Wednesday, December 22, 2021

Cause discovered for failure to test 74182 with chip tester

 INTERACTING WITH THE DESIGNER OF THE RETRO CHIP TESTER PRO

Stephan Slabihoud, the maker of the tester, was kind enough to exchange some emails and lead me to the root cause of the issue, which is the inability of the ATMEL 2560 based I/O pins to sink enough current to pull the inputs of the tested chip properly low. 

His document for the tester mentions excessive sink currents with some TTL logic chips but it also mentioned that he had modified the tester design with smaller protective series resistors to increase the drive current as a solution. I should have taken the hint and examined the data sheet for the chip I was testing, but I rashly assumed 'problem solved' by the modification he introduced into his design.

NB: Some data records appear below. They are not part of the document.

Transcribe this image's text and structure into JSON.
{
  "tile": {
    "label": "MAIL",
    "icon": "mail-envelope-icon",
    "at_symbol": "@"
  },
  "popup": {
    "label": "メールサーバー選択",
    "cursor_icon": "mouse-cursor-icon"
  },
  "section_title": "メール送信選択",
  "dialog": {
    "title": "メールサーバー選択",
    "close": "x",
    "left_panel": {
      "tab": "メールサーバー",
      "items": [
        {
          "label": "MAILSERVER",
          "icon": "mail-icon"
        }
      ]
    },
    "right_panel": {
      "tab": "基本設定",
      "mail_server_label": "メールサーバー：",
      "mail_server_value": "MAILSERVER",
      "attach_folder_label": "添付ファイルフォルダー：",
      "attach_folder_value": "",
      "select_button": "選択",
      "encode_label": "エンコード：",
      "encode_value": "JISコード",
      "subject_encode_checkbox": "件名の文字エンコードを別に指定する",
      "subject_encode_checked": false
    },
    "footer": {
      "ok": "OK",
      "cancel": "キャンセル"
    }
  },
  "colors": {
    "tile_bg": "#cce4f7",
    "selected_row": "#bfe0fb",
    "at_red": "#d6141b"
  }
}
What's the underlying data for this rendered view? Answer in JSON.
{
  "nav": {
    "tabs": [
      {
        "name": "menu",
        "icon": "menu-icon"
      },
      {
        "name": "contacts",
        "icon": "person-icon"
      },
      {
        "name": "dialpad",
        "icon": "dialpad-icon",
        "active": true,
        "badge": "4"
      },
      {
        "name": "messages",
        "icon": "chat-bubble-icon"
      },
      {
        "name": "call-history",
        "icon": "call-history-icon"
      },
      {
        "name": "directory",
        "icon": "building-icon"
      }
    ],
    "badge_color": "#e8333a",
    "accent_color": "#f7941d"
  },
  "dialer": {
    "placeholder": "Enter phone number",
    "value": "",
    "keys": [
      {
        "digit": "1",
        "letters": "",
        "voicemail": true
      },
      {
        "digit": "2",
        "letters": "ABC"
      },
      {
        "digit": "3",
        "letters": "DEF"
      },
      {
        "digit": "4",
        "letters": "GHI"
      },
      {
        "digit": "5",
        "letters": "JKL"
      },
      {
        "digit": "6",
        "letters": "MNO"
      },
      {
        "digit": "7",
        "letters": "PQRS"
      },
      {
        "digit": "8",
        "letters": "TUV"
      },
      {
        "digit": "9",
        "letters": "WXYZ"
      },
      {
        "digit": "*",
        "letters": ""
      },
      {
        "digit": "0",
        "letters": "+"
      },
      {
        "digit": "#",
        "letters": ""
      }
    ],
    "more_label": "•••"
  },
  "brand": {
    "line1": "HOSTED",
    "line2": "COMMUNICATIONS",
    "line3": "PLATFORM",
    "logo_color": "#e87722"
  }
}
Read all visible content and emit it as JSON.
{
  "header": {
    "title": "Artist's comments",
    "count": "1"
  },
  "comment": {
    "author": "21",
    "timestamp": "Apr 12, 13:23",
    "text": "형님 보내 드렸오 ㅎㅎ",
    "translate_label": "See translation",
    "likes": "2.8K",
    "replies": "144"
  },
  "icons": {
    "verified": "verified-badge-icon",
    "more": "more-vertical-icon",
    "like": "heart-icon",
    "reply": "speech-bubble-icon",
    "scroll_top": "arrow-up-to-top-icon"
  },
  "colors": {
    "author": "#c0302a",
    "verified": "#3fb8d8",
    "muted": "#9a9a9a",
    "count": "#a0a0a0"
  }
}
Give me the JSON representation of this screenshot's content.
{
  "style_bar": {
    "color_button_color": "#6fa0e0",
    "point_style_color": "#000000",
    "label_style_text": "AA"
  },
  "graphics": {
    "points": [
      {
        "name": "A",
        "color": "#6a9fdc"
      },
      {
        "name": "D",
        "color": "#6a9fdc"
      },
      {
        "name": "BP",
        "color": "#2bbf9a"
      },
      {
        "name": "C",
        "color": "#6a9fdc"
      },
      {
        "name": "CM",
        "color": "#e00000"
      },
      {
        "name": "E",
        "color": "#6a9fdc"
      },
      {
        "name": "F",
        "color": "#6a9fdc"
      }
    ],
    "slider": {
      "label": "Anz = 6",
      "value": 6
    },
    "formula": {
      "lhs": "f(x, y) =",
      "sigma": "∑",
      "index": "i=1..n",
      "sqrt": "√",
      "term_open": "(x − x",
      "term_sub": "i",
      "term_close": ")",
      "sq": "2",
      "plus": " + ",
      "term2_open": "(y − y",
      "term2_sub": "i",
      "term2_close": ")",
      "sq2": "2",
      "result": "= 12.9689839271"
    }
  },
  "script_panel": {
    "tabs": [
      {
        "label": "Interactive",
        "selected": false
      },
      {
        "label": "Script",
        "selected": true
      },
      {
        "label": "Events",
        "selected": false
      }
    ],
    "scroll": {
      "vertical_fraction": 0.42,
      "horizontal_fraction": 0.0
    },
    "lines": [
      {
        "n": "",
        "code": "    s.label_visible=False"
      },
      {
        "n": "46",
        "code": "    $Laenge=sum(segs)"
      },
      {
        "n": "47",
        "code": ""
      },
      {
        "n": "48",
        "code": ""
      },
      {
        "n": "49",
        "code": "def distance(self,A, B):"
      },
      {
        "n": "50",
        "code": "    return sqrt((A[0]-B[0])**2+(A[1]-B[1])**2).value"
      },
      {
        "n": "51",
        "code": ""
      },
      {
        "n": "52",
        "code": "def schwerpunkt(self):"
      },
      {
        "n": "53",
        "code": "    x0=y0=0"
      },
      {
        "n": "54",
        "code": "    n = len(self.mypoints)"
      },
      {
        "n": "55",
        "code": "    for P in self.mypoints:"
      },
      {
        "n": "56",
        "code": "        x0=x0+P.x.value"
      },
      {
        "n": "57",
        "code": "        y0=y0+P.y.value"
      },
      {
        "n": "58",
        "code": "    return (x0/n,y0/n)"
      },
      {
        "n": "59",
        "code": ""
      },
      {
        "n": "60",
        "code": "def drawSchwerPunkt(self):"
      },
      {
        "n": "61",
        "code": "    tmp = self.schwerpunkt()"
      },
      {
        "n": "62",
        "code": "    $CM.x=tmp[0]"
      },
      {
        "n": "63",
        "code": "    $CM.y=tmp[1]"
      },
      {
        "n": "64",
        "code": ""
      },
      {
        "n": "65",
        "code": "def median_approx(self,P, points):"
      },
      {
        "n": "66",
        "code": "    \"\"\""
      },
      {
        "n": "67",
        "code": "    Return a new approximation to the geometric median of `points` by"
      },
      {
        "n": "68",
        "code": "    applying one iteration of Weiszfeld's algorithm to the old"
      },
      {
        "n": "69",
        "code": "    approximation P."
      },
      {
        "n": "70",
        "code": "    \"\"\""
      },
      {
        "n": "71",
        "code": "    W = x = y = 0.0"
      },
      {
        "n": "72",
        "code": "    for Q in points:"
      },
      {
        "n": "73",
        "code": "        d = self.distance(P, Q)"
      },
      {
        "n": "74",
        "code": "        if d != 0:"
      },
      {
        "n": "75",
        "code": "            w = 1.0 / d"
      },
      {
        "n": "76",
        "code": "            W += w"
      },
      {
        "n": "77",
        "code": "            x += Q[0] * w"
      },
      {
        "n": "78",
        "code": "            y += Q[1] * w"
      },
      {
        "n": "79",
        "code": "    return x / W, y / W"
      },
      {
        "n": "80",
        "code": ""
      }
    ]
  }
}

THE REQUIREMENTS OF THE SN74182N CHIP ARE HIGH

The inputs, four each P for propagate carry and G for generate carry, require from 8ma to almost 15ma of sink current with the design recommendation in the data sheet suggesting that they be driven by a source that could sink up to 20ma. Whoops! Far from the 8ma max available on the tester. 

My failure occurred when the tester was setting the four P inputs low. These require only 8ma max (typically per the datasheet) per pin, so they were easier to drive than the G pins that were currently high for this test but would be blipped low as the testing continued. 

SOLUTIONS TO TEST AS THIS EXCEEDS THE CAPABILITY

In spite of the impressive capabilities of this tester, easily able to test hundreds of logic chip types, a very few older chips are beyond even its capability. In fact, if I were to bridge all the protective resistors of the chip tester I would be putting the sink current dangerously near the maximum of the ATMEL processor chip, possibly damaging it. 

Of course, testing offline using a breadboard is a possibility. I have about a dozen of these lookahead carry chips to test which will be a slow and tedious effort. 

I could skip testing these as the chance I will need to use one is pretty slim. I could postpone the testing until the time when I would actually use one. 

Finally, I can build a small breadboard device with buffers that would drive the chip under test based on the signal injected by the Retro Chip Tester Pro. That is, I would use my adapter that allows me to remove a jumper that bridges any pin between chip-under-test and tester. I could take the pins from the test socket out to my buffer board, with the redriven high current output routed back to the pins applied to inserted chip under test. 

If I do this, I will be able to run through all the tests on the chip in question. Further, if I come across any other TTL chips with excessive drive current requirements I can use the same buffer structure to test them.